香炉と札筒等が返って参りましたら、盤者(いない場合は執筆)が香札を取り出して札盤の上に伏せて仮置きします。(札盤の無い場合は、札筒から番号のついた折居に移し、手前座の右に並べて置きます。)香札が返った時点で 、その都度香記を書いてしまう方法もあるのですが、後半の答えが連衆に推察されることを避けるためにも「後開き(のちびらき)」とした方がよろしいかと思います。
本香が焚き終わりましたら、盤者は札を開き、執筆は香記に各自の答えを書き写します。各自が「客」として打った札2枚は要素を区別せず、記録でも「客」と記載します。執筆が答えを写し終えましたら、香元に正解を請い、香元は正解を宣言し、執筆は香の出の欄に「初雪」「深雪」「初時雨」「村時雨」を含め要素名をそのまま1列に書き記します。

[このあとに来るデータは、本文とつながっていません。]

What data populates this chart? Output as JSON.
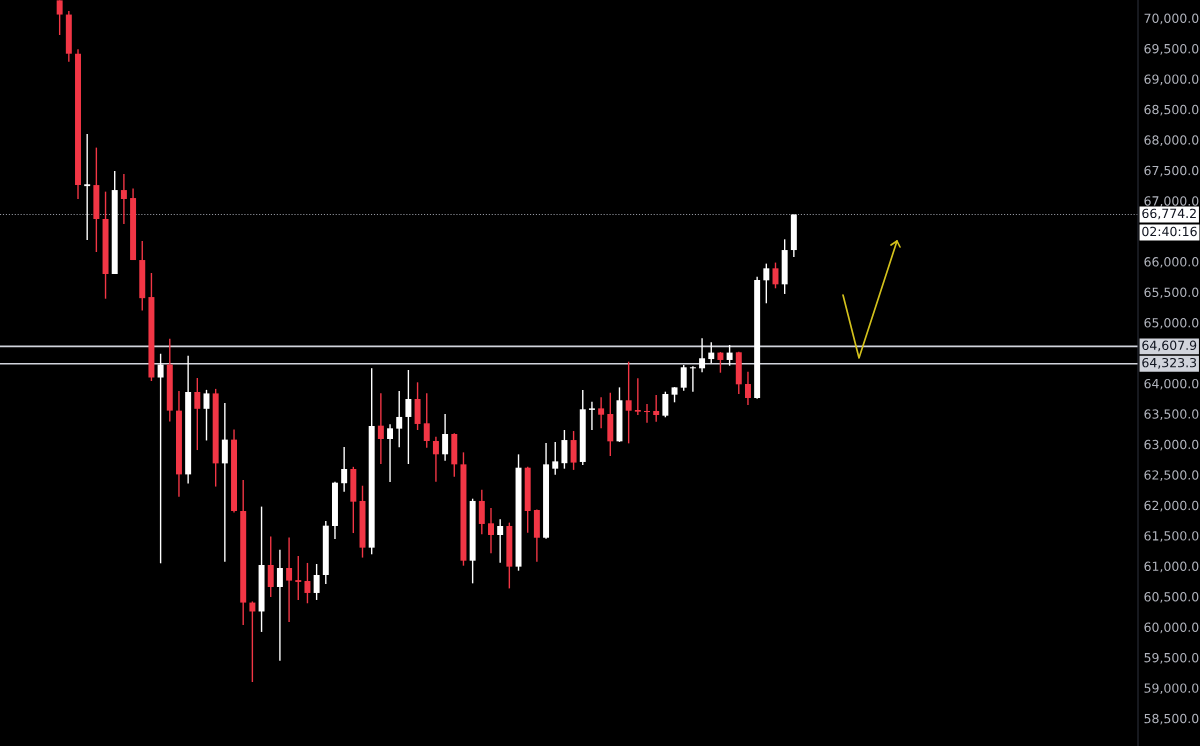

続いて、執筆は、正解と各自の回答を見合わせて当たりの場合は各自の答えの右肩に「点」を付し、外れには「星」(過怠の星)を記します。「初雪」「深雪」「初時雨」「村時雨」については、各方の「客」に読み替えて当否を判断しますので、間違えないように注意しましょう。香記に「点星」のつくところが、この組香の第二の特徴となっています。
これについては出典にこのように列挙されています。
時雨方
時雨の香当り 一点 あたらざるは 星二つ
初雪、深雪の香当り 二点 同 星なし
峯、麓、里の香当り 一点づつ 同 星一つ
雪方
雪の香当り 一点 あたらざるは 星二つ
時雨の香当り 二点 同 星なし
峯、麓、里の香当り 一点づつ 同 星一つ
これをわかりやすく表に示すと次の通りとなります。
要素名 | 区分 | 当 | 否 | |
時雨方 | 初時雨、村時雨 | 自方の香 | 1点 | −2点 |
初雪、深雪 | 客香 | 2点 | 減点なし | |
峯、麓、里 | 地の香 | 1点 | −1点 | |
雪方 | 初雪、深雪 | 自方の香 | 1点 | −2点 |
初時雨、村時雨 | 客香 | 2点 | 減点なし | |
峯、麓、里 | 地の香 | 1点 | −1点 |
このように、試香で聞いたことのある香の当たりはそれぞれ1点の得点とし、試香で聞いたことのない「客香」は2点の加点要素があります。一方、「自方の香」の外れは「過怠」として2点減点し、「地の香」の外れは1点減点、「客香」の聞き外しはお咎めなしとするように記載されています。因みに、この組香の全問正解は客香2つに加点要素があるため9点、全問不正解は客香2つに減点なしがあるため−7点となります。
最後に、この組香の下附は、各自の「点」と「星」それぞれの合計を左右に「点○」「星○」と並記します。なお、「二景香之記」の記載例では、全問正解は「皆」と「点九」を並記し、全問不正解は「星七」のみを記載しています。
勝負は、各自の得失点を差し引きしてグループごとに集計します。グループの総得点は「時雨方」「雪方」の見出しの下にそれぞれ書き記し、総得点の多い方の点数の下に「勝」、少ない点数の下に「負了」と記載します。双方同点の場合は「時雨方」の下に「持」と記載します。
こうして、総得点の多い方が「勝方」となり、香記は勝方の最高得点者のうち上席の方に授与されます。
来年の六十干支は丙申(ひのえ さる)です。
旧勢力と新勢力とが拮抗して生み出されていた混沌が次第に形になり
陽転したエネルギーがすくすくと枝葉を伸ばし成長を示していくこ年となるようです。
我が家系もそんな流れの中にあるのかもしれませんね。
親は朽ち子は茂勝る産土の我やいかなる肥となるらむ(921詠)
今年も1年ご愛読ありがとうございました。
良いお年をお迎えください。
組香の解釈は、香席の景色を見渡すための一助に過ぎません。
最も尊重されるものは、皆さん自身が自由に思い浮かべる「心の風景」です。